Tuesday, April 15, 2014

The human papillomavirus and HIV positive women

HIV positive women respond well to a vaccine against the human papillomavirus (HPV), even when their immune structure is struggling, according to newly published results of an international clinical trial. The study's findings counter doubts about whether the vaccine would be helpful, said the Brown University medical professor who led the study. Instead, the data support the World Health Organization's recommendation to vaccinate women with HIV.

HPV causes cervical and other cancers. The commonly used HPV vaccine Gardasil had not been tested in seriously immune-suppressed women with HIV, said Dr. Erna Milunka Kojic, associate professor of medicine at the Warren Alpert Medical School of Brown University and The Miriam Medical centre. Despite the WHO advice, she said, skeptics have wondered whether the vaccine would be safe and helpful for women with weakened immune systems who were already likely to have been exposed to HPV through sex. Vaccines are often less effective in HIV-positive people.

To address that debate, Kojic's study, dubbed "AIDS Clinical Trials Group Protocol 5240," measured the safety and immune system response of the vaccine in HIV-positive women aged 13 to 45 with a wide range of immune statuses. In the vast majority of the 315 volunteers who were vaccinated at sites in the United States, Brazil, and South Africa, the vaccine built up antibodies against HPV and posed no unusual safety issues during the 28 weeks they were each involved.

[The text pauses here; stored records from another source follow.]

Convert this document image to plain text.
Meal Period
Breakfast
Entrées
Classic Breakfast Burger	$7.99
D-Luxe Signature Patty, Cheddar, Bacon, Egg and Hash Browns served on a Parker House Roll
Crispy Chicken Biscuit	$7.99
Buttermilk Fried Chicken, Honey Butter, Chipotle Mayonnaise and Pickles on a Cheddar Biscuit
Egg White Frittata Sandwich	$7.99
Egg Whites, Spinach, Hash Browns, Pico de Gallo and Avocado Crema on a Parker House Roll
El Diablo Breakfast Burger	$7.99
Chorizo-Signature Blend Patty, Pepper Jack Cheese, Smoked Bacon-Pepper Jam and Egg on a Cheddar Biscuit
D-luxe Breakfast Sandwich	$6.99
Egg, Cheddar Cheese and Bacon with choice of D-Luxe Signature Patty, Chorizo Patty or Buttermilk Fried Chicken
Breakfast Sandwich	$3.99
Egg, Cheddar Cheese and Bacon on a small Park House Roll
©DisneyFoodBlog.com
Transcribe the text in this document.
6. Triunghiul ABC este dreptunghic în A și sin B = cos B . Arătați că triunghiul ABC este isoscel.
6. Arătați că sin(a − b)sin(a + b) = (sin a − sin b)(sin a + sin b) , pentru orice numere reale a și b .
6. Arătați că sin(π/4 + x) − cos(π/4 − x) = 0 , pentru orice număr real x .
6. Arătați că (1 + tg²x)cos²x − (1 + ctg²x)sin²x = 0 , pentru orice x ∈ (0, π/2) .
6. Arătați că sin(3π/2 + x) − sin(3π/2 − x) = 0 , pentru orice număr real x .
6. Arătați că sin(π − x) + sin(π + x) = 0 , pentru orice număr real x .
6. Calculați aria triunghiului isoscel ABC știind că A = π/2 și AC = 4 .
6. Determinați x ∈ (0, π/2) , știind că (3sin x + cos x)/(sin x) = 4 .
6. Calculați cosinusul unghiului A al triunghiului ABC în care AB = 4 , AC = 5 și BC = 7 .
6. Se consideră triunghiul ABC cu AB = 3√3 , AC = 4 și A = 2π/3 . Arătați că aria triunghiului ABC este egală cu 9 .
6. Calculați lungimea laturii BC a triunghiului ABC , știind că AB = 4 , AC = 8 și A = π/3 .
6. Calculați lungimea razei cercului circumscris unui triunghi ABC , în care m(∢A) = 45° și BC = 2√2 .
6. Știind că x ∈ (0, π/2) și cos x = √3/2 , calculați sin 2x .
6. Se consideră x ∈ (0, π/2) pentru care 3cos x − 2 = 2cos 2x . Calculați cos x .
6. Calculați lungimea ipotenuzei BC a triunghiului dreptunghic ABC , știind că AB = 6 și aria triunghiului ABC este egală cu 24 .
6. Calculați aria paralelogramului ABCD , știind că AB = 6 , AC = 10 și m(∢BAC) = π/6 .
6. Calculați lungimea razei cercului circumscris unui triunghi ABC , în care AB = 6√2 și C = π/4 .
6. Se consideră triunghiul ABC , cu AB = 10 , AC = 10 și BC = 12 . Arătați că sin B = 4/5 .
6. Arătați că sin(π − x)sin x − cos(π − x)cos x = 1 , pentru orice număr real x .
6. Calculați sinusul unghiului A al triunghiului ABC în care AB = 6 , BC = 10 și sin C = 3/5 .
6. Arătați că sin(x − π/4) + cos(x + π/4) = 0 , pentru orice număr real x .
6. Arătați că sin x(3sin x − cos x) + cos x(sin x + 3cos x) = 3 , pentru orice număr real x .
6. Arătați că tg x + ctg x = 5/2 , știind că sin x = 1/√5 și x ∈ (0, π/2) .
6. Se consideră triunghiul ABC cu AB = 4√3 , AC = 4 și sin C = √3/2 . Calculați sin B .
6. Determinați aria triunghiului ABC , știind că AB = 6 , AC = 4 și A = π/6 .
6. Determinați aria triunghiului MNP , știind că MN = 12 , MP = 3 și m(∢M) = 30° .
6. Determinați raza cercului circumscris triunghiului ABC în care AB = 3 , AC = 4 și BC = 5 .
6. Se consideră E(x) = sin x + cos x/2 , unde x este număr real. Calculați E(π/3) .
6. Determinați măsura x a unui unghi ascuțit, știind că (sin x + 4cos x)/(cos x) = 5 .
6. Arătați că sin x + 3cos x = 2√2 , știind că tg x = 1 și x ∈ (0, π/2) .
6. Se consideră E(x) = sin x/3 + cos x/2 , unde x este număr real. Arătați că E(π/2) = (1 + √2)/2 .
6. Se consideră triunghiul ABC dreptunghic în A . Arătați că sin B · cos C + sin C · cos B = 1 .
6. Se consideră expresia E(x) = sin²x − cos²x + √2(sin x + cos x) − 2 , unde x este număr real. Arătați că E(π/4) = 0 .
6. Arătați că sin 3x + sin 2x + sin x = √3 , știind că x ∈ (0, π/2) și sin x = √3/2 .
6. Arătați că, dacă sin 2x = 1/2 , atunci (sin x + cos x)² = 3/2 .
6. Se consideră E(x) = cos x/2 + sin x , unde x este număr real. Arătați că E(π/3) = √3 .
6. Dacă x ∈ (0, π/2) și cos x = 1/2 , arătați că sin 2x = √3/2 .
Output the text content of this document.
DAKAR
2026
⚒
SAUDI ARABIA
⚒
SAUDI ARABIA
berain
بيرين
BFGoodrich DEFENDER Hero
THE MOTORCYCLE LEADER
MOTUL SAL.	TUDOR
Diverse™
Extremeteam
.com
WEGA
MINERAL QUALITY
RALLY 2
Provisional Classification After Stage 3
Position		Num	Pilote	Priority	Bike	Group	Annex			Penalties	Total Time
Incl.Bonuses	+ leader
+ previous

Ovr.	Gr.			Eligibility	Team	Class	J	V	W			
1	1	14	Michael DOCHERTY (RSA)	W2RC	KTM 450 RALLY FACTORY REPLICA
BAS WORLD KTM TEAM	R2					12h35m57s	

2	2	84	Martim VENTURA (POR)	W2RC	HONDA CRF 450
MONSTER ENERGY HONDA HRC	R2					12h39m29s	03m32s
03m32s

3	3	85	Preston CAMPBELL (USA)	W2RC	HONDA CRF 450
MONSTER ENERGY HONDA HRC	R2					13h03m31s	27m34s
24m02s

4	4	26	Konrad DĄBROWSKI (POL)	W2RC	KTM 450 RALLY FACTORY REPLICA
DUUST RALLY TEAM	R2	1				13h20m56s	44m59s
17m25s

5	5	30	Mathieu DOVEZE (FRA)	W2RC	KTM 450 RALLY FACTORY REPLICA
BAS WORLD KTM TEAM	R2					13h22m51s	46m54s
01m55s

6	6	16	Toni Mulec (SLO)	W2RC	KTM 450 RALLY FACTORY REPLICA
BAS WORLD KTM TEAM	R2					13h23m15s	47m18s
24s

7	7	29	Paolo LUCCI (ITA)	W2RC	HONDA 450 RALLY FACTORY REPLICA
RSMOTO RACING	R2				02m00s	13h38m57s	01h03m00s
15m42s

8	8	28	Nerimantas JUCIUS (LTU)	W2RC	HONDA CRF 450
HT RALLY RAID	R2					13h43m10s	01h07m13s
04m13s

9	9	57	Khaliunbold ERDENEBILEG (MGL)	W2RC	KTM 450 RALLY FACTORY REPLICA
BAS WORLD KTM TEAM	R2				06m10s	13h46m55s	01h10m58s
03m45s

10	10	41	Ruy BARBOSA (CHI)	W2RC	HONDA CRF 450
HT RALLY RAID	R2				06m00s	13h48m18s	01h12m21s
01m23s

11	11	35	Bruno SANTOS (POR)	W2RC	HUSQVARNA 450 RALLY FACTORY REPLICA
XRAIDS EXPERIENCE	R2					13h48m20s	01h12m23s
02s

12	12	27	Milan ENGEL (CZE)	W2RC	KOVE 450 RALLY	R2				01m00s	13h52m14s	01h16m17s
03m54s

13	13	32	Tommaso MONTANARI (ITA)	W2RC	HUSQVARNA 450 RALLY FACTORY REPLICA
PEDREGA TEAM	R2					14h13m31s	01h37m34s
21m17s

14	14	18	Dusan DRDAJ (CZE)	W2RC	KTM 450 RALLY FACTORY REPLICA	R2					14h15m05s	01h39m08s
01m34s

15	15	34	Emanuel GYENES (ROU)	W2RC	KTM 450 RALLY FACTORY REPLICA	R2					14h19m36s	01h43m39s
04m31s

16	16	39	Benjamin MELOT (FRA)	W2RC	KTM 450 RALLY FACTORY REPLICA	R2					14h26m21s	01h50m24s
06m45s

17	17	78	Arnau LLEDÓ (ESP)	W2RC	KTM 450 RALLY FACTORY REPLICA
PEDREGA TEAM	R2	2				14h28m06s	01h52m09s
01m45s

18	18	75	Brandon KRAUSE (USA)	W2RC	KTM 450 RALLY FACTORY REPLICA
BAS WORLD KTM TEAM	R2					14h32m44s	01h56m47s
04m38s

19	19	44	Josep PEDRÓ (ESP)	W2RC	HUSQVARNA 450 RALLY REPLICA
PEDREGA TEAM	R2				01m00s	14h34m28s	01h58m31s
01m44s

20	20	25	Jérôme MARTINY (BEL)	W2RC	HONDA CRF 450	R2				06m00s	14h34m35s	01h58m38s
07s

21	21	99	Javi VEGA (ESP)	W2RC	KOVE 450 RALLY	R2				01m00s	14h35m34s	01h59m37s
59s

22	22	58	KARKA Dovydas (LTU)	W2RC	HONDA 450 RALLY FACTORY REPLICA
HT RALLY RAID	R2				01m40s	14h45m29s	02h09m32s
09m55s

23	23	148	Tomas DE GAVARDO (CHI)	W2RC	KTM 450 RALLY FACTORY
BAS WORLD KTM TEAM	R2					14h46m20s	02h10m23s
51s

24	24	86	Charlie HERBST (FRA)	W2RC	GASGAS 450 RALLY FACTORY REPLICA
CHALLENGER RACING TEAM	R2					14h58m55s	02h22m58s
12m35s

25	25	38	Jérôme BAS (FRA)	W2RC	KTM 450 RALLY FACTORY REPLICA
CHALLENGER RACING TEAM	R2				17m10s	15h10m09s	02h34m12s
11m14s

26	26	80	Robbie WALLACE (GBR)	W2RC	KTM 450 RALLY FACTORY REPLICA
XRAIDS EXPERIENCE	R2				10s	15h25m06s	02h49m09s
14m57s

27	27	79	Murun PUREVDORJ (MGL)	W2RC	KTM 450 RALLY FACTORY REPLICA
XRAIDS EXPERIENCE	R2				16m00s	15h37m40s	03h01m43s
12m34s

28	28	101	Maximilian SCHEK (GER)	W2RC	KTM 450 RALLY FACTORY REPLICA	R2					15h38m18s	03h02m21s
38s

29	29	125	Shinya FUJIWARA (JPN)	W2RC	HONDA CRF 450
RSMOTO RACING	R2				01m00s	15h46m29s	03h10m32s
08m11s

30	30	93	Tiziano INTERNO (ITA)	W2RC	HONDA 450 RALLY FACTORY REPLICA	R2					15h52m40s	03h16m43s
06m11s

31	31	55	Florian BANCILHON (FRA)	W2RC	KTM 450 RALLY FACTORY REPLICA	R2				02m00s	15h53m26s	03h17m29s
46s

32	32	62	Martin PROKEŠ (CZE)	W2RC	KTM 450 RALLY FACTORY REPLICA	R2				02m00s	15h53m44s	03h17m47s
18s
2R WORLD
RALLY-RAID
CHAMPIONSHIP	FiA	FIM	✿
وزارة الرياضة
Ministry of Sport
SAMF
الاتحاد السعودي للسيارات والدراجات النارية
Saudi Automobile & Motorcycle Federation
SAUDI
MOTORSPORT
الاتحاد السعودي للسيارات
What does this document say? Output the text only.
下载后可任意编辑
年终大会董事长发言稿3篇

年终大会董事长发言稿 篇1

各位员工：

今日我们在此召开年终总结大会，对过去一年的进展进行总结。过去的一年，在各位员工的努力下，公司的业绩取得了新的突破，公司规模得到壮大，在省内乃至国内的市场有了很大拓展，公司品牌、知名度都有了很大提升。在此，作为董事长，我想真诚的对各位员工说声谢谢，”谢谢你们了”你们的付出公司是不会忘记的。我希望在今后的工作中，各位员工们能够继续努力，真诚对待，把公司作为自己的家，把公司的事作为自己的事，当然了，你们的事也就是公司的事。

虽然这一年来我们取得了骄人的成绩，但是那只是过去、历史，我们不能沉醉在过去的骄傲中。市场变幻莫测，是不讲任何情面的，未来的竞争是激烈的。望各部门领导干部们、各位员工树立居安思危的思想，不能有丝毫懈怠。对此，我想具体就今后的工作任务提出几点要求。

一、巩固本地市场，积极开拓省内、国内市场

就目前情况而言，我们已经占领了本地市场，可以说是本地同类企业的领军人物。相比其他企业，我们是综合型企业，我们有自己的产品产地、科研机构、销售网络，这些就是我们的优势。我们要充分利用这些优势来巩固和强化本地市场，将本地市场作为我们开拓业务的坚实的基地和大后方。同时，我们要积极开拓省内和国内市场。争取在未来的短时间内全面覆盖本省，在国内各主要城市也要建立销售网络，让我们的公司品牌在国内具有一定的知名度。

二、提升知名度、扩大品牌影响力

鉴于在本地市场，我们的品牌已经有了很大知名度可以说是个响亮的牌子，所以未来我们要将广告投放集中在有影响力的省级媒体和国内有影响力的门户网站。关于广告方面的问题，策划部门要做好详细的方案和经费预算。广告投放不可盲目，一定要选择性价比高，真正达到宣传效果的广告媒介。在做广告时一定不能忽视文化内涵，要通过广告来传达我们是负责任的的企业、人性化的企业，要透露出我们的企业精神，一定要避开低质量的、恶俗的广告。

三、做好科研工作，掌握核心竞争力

"The vaccine works for HIV-infected women in terms of developing antibodies," Kojic said. Co-author Dr. Susan Cu-Uvin, professor of public condition and of obstetrics and gynecology at Brown, said women with HIV are especially susceptible to cervical cancer from HPV because their weakened immune systems are less able to clear the virus. That makes vaccinating HIV-positive women especially important, so long as it's safe and they respond. This is a very safe vaccine. It doesn't have any systemic side effects among these women who are already taking medicine for other conditions. To investigate that response in the context of HIV, the study grouped women by their CD4 cell count, a measure of immune system health. Group A had CD4 counts above 350, group B rested between 200 and 350. Group C was composed of women with counts below 200, the defining level of AIDS for which response to an HPV vaccine had not yet been studied.